Dívida pública, risco crescente
País não consegue cobrir sequer parte dos juros vencidos.
Será apertado e cada centavo poderá fazer diferença, mas o governo federal mantém a promessa de fechar o ano com um déficit primário igual ou inferior a R$ 159 bilhões. O mesmo limite valerá para 2018, ano de eleições e de enormes pressões por aumento de gastos. Os últimos números deixam claro o aperto. O buraco nas contas do governo central chegou a R$ 103,24 bilhões neste ano, até outubro, pelas contas do Tesouro Nacional. O quadro é um pouco melhor pelos cálculos do Banco Central (BC), com um saldo negativo de R$ 95,91 bilhões em dez meses. Há uma diferença de critérios. O relatório do Tesouro mostra a diferença entre receitas e despesas. O do BC aponta a necessidade de financiamento. Nos dois casos, os valores indicados até aqui correspondem a resultados primários, calculados sem os juros.
Nenhum dos dois balanços, o do Tesouro e o do BC, vale uma celebração, e ambos evidenciam, mais uma vez, o desastre da Previdência. De janeiro a outubro o déficit previdenciário do governo central chegou a R$ 155,22 bilhões, de acordo com o relatório do Tesouro. O resultado geral só foi pouco melhor porque o próprio Tesouro teve um superávit de R$ 52,59 bilhões em dez meses.
Três fatores contribuíram para esse resultado parcialmente positivo: a contenção dos gastos, a caça a receitas extraordinárias e, finalmente, a recuperação dos negócios e do emprego, com efeitos na arrecadação de impostos e contribuições. Até a receita previdenciária aumentou, com a melhora do emprego formal e da massa real de rendimentos, mas nem isso impediu a expansão do já enorme desajuste.
Os bons efeitos da recuperação econômica ficam mais visíveis, na comparação entre os números de outubro deste ano e do ano passado quando se eliminam os fatores atípicos, como a arrecadação proporcionada pelos programas de reescalonamento de dívidas fiscais, mais conhecidos como Refis. A reativação econômica e a expansão do emprego deverão continuar favorecendo a arrecadação em 2018. Segundo projeções do mercado, o Produto Interno Bruto (PIB) deve crescer 2,5% no próximo ano.

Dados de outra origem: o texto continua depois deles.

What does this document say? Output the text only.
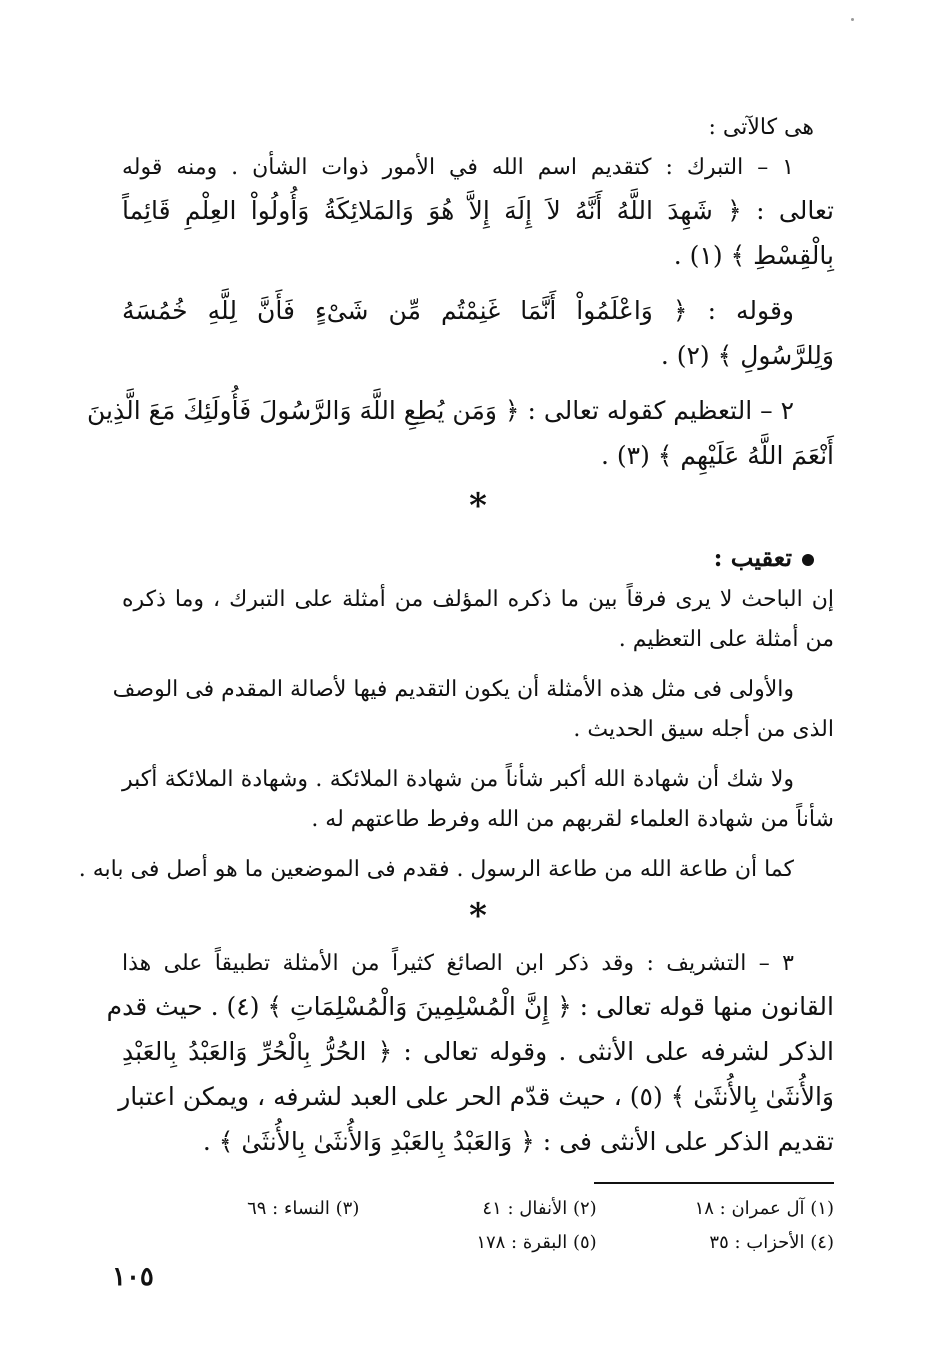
هى كالآتى :
١ – التبرك : كتقديم اسم الله في الأمور ذوات الشأن . ومنه قوله
تعالى : ﴿ شَهِدَ اللَّهُ أَنَّهُ لاَ إِلَهَ إِلاَّ هُوَ وَالمَلائِكَةُ وَأُولُواْ العِلْمِ قَائِماً
بِالْقِسْطِ ﴾ (١) .
وقوله : ﴿ وَاعْلَمُواْ أَنَّمَا غَنِمْتُم مِّن شَىْءٍ فَأَنَّ لِلَّهِ خُمُسَهُ
وَلِلرَّسُولِ ﴾ (٢) .
٢ – التعظيم كقوله تعالى : ﴿ وَمَن يُطِعِ اللَّهَ وَالرَّسُولَ فَأُولَئِكَ مَعَ الَّذِينَ
أَنْعَمَ اللَّهُ عَلَيْهِم ﴾ (٣) .
*
تعقيب :
إن الباحث لا يرى فرقاً بين ما ذكره المؤلف من أمثلة على التبرك ، وما ذكره
من أمثلة على التعظيم .
والأولى فى مثل هذه الأمثلة أن يكون التقديم فيها لأصالة المقدم فى الوصف
الذى من أجله سيق الحديث .
ولا شك أن شهادة الله أكبر شأناً من شهادة الملائكة . وشهادة الملائكة أكبر
شأناً من شهادة العلماء لقربهم من الله وفرط طاعتهم له .
كما أن طاعة الله من طاعة الرسول . فقدم فى الموضعين ما هو أصل فى بابه .
*
٣ – التشريف : وقد ذكر ابن الصائغ كثيراً من الأمثلة تطبيقاً على هذا
القانون منها قوله تعالى : ﴿ إِنَّ الْمُسْلِمِينَ وَالْمُسْلِمَاتِ ﴾ (٤) . حيث قدم
الذكر لشرفه على الأنثى . وقوله تعالى : ﴿ الحُرُّ بِالْحُرِّ وَالعَبْدُ بِالعَبْدِ
وَالأُنثَىٰ بِالأُنثَىٰ ﴾ (٥) ، حيث قدّم الحر على العبد لشرفه ، ويمكن اعتبار
تقديم الذكر على الأنثى فى : ﴿ وَالعَبْدُ بِالعَبْدِ وَالأُنثَىٰ بِالأُنثَىٰ ﴾ .
(١) آل عمران : ١٨
(٢) الأنفال : ٤١
(٣) النساء : ٦٩
(٤) الأحزاب : ٣٥
(٥) البقرة : ١٧٨
١٠٥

Se tudo correr de forma razoavelmente satisfatória, as contas do governo central estarão em condições pouco melhores quando o próximo presidente receber a faixa, no começo de 2019. Mas a dívida pública ainda estará aumentando e será preciso muito esforço, por alguns anos, para conter sua expansão e reduzir seu peso na economia nacional. Por isso o governo deve insistir na aprovação, no menor prazo possível, da reforma da Previdência. Quanto mais cedo se implante o novo regime previdenciário, mais próxima estará a estabilização das contas públicas, fator fundamental para a sustentação do crescimento.
Um quadro mais amplo, com inclusão dos três níveis de governo e de estatais (sem Petrobrás e Eletrobrás), é apresentado no relatório mensal do BC. Pelo critério do BC, o setor público acumulou déficit primário de R$ 77,35 bilhões de janeiro a outubro, com o saldo negativo do governo central parcialmente compensado pelo superávit dos governos estaduais e municipais. Em 12 meses as contas do conjunto foram fechadas com buraco de R$ 187,23 bilhões, 2,88% do PIB, com aumento de 0,55 ponto porcentual em relação ao valor acumulado até setembro.
Mas o desafio fica mais claro quando se consideram os dados nominais (com inclusão dos juros). Em 12 meses o déficit do setor público atingiu R$ 601,39 bilhões, 9,25% do PIB, um dos piores desempenhos fiscais do mundo. Sem excedente para cobrir sequer parte dos juros vencidos, o endividamento público aumenta. A dívida do governo geral (na maior parte do governo central) chegou em outubro a R$ 4,84 trilhões, 74,4% do PIB, recorde na série iniciada em 2006. A proporção crescerá nos próximos anos, até surgir superávit primário suficiente para cobrir os custos financeiros. Sem ajuste, o resultado será insolvência, rebaixamento maior da nota brasileira e crise profunda. O desastre será evitado se houver em todos os Poderes, em Brasília, bom senso e responsabilidade, artigos escassos atualmente.